Soya bean milk is a popular drink at Southern Asia. It is rich in protein, which can be a good alternative to cow's milk. Yet, it dies not contain cholesterol since the protein is from plant origin. It is a good choice for a high-protein diet. Originated from the Chinese, soya bean milk taste so great that you may have it warm in the morning after breakfast; or as a cool refreshment in the afternoon.

Servings: 4
Preparation time: 20 minutes

Ingredients:

  • Soya Bean - 2cups
  • Salt - ½tsp
  • Sugar - ½tsp
  • Water
  • Fresh ginger - small piece

Cooking Instructions:

  1. Wash the soya bean and soak overnight in a large bowl with enough water to cover.
  2. On the next day, drain and discard the water that the beans have been soaking in. Remove the skins from the bins.
  3. Place half of the beans and fresh water into a food processor, in a radio of 1:2 (1 part of beans to 2 parts water). Grind the beans to a find paste.
  4. Spoon out the ground soy beans into a bowl and repeat the previous step for the remaining soya beans.
  5. Pour the soybean paste into a cheesecloth, squeeze the milk from ground beans.
  6. Add some water to the soybean paste, and squeeze the cheesecloth again. Repeat this step until the bag only have the pulp remains.
  7. Heat the pot of freshly squeezed soy milk on the stove.

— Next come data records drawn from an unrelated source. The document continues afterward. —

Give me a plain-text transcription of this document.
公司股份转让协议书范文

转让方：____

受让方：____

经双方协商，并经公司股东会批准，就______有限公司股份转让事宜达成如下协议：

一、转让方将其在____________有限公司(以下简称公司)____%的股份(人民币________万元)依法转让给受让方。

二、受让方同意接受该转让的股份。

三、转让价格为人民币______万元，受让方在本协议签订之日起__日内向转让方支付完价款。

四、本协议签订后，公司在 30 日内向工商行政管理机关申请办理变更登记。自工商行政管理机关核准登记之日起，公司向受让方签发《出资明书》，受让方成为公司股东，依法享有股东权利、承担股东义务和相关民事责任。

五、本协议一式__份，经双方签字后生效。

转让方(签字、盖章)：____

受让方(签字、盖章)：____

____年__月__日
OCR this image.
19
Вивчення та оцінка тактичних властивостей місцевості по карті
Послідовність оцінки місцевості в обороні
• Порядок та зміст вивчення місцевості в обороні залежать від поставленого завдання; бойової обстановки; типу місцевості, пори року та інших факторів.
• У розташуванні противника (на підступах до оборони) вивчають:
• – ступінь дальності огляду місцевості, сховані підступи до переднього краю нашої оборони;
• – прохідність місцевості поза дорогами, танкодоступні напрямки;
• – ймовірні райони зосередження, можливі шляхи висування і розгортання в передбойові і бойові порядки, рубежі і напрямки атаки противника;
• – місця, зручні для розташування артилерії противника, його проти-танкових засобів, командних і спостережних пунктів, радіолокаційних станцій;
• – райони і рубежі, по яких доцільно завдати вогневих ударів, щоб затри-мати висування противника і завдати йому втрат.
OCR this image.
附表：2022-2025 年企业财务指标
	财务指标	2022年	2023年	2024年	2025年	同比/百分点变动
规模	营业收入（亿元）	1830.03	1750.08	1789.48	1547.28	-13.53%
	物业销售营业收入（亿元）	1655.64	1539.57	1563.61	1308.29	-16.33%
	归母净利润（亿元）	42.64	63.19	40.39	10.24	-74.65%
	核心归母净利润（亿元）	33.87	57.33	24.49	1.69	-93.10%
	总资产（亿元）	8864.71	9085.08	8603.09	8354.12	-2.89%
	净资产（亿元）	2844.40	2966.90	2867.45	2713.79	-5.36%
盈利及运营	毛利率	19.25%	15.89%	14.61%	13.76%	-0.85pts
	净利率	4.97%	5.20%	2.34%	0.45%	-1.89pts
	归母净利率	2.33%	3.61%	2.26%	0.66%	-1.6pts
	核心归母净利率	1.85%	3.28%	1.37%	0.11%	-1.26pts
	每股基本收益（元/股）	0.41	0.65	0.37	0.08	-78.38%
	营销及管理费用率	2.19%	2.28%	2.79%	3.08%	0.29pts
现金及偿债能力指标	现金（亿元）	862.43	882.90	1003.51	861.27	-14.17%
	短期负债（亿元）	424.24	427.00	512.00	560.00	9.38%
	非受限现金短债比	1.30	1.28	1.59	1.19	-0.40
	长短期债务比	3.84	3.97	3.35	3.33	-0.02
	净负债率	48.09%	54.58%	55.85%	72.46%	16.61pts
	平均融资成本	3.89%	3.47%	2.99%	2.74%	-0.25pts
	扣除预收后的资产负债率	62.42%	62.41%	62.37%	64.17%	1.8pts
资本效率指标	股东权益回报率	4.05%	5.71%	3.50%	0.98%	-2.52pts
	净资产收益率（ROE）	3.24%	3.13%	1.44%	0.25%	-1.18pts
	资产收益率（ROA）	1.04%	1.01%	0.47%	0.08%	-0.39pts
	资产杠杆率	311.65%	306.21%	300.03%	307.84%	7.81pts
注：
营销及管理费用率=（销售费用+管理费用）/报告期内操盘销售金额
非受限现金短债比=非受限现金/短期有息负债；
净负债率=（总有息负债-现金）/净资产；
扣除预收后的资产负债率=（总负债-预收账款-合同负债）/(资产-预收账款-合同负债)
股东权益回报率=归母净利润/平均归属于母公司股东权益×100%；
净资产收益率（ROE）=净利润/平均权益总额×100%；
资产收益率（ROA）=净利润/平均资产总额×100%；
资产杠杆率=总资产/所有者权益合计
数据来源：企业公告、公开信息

Wash and cut a small piece of fresh ginger and place it into the milk to takeaway the bean smell of the soya bean milk.
  8. Bring the milk to boil. Stir occasionally.
  9. Remove heat. Remove the ginger, add sugar and salt.
  10. Serve either hot or refrigerate the milk to cold.

Suggestions and Variations:

  • You may choose to have brown or while sugar, or honey instead to replace sugar.
  • Vary the portions of water, or boiling time for thicker or thinner soy bean milk.
  • You may substitute the ginger with fresh or dried orange peel.